Todo ello sin expresa condena en costas.
Notifíquese esta resolución a las partes personadas, haciéndoles saber que contra la misma cabe interponer
La admisión de dicho recurso precisará que, al interponerse el mismo, se haya consignado como depósito 50 euros en la Cuenta de Depósitos y Consignaciones de este Juzgado en el BANCO SANTANDER nº 2757000004155621 con indicación de "recurso de apelación", mediante imposición individualizada, y que deberá ser acreditado a la preparación del recurso, de acuerdo a la D. A. decimoquinta de la LOPJ. No se admitirá a trámite ningún recurso cuyo depósito no esté constituido.

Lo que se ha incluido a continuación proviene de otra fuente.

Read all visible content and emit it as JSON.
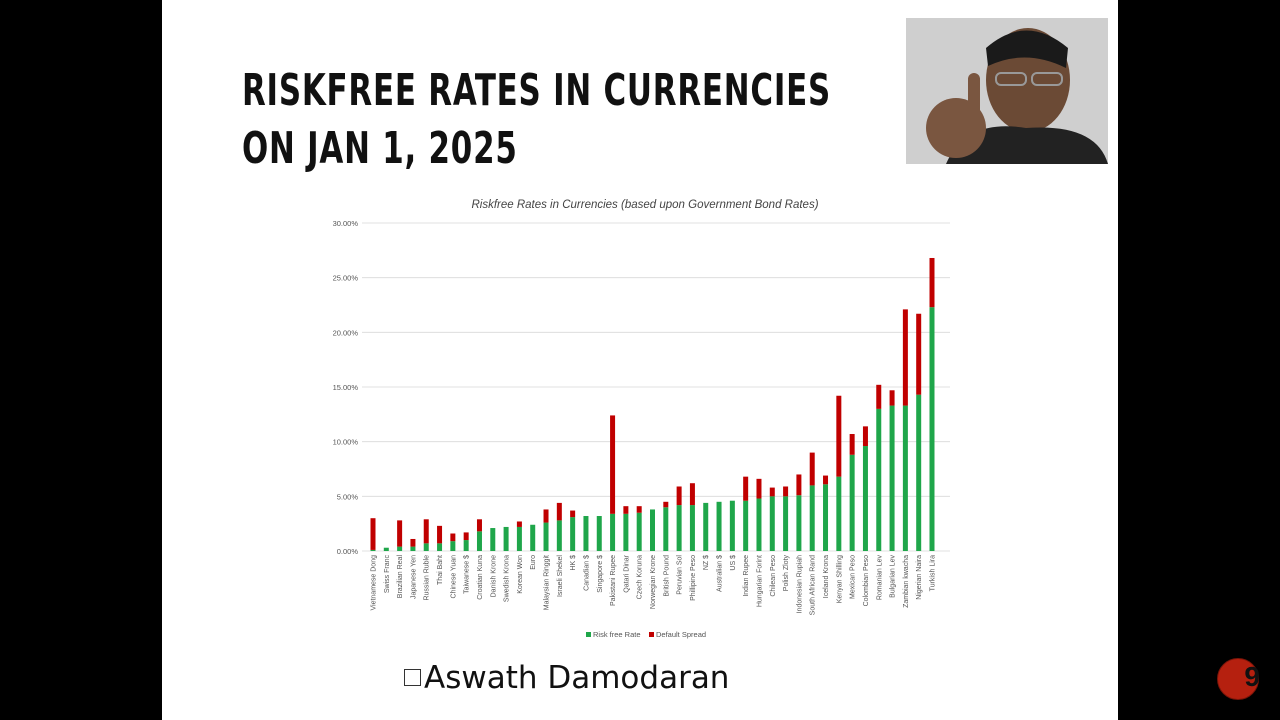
{
  "slide": {
    "title": "Riskfree Rates in Currencies on Jan 1, 2025",
    "footer": "Aswath Damodaran",
    "page_number": "9"
  },
  "colors": {
    "risk_free": "#1fa64a",
    "default_spread": "#c00000"
  },
  "chart_data": {
    "type": "bar",
    "stacked": true,
    "title": "Riskfree Rates in Currencies (based upon Government Bond Rates)",
    "xlabel": "",
    "ylabel": "",
    "ylim": [
      0,
      30
    ],
    "yticks": [
      "0.00%",
      "5.00%",
      "10.00%",
      "15.00%",
      "20.00%",
      "25.00%",
      "30.00%"
    ],
    "grid": true,
    "legend": "bottom",
    "categories": [
      "Vietnamese Dong",
      "Swiss Franc",
      "Brazilian Real",
      "Japanese Yen",
      "Russian Ruble",
      "Thai Baht",
      "Chinese Yuan",
      "Taiwanese $",
      "Croatian Kuna",
      "Danish Krone",
      "Swedish Krona",
      "Korean Won",
      "Euro",
      "Malaysian Ringgit",
      "Israeli Shekel",
      "HK $",
      "Canadian $",
      "Singapore $",
      "Pakistani Rupee",
      "Qatari Dinar",
      "Czech Koruna",
      "Norwegian Krone",
      "British Pound",
      "Peruvian Sol",
      "Phillipine Peso",
      "NZ $",
      "Australian $",
      "US $",
      "Indian Rupee",
      "Hungarian Forint",
      "Chilean Peso",
      "Polish Zloty",
      "Indonesian Rupiah",
      "South African Rand",
      "Iceland Krona",
      "Kenyan Shilling",
      "Mexican Peso",
      "Colombian Peso",
      "Romanian Lev",
      "Bulgarian Lev",
      "Zambian kwacha",
      "Nigerian Naira",
      "Turkish Lira"
    ],
    "series": [
      {
        "name": "Risk free Rate",
        "values": [
          0.1,
          0.3,
          0.4,
          0.4,
          0.7,
          0.7,
          0.9,
          1.0,
          1.8,
          2.1,
          2.2,
          2.2,
          2.4,
          2.6,
          2.8,
          3.1,
          3.2,
          3.2,
          3.4,
          3.4,
          3.5,
          3.8,
          4.0,
          4.2,
          4.2,
          4.4,
          4.5,
          4.6,
          4.6,
          4.8,
          5.0,
          5.0,
          5.1,
          6.0,
          6.1,
          6.8,
          8.8,
          9.6,
          13.0,
          13.3,
          13.3,
          14.3,
          22.3
        ]
      },
      {
        "name": "Default Spread",
        "values": [
          2.9,
          0,
          2.4,
          0.7,
          2.2,
          1.6,
          0.7,
          0.7,
          1.1,
          0,
          0,
          0.5,
          0,
          1.2,
          1.6,
          0.6,
          0,
          0,
          9.0,
          0.7,
          0.6,
          0,
          0.5,
          1.7,
          2.0,
          0,
          0,
          0,
          2.2,
          1.8,
          0.8,
          0.9,
          1.9,
          3.0,
          0.8,
          7.4,
          1.9,
          1.8,
          2.2,
          1.4,
          8.8,
          7.4,
          4.5
        ]
      }
    ]
  }
}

Así por esta mi sentencia, de la que se expedirá testimonio para su unión a los autos, lo pronuncio, mando y firmo.
La Juez
La difusión del texto de esta resolución a partes no interesadas en el proceso en el que ha sido dictada sólo podrá llevarse a cabo previa disociación de los datos de carácter personal que los mismos contuvieran y con pleno respeto al derecho a la intimidad, a los derechos de las personas que requieran un especial deber de tutela o la garantía del anonimato de las víctimas o perjudicados, cuando proceda. Los datos personales incluidos en esta resolución no podrán ser cedidos, ni comunicados con fines contrarios a las leyes.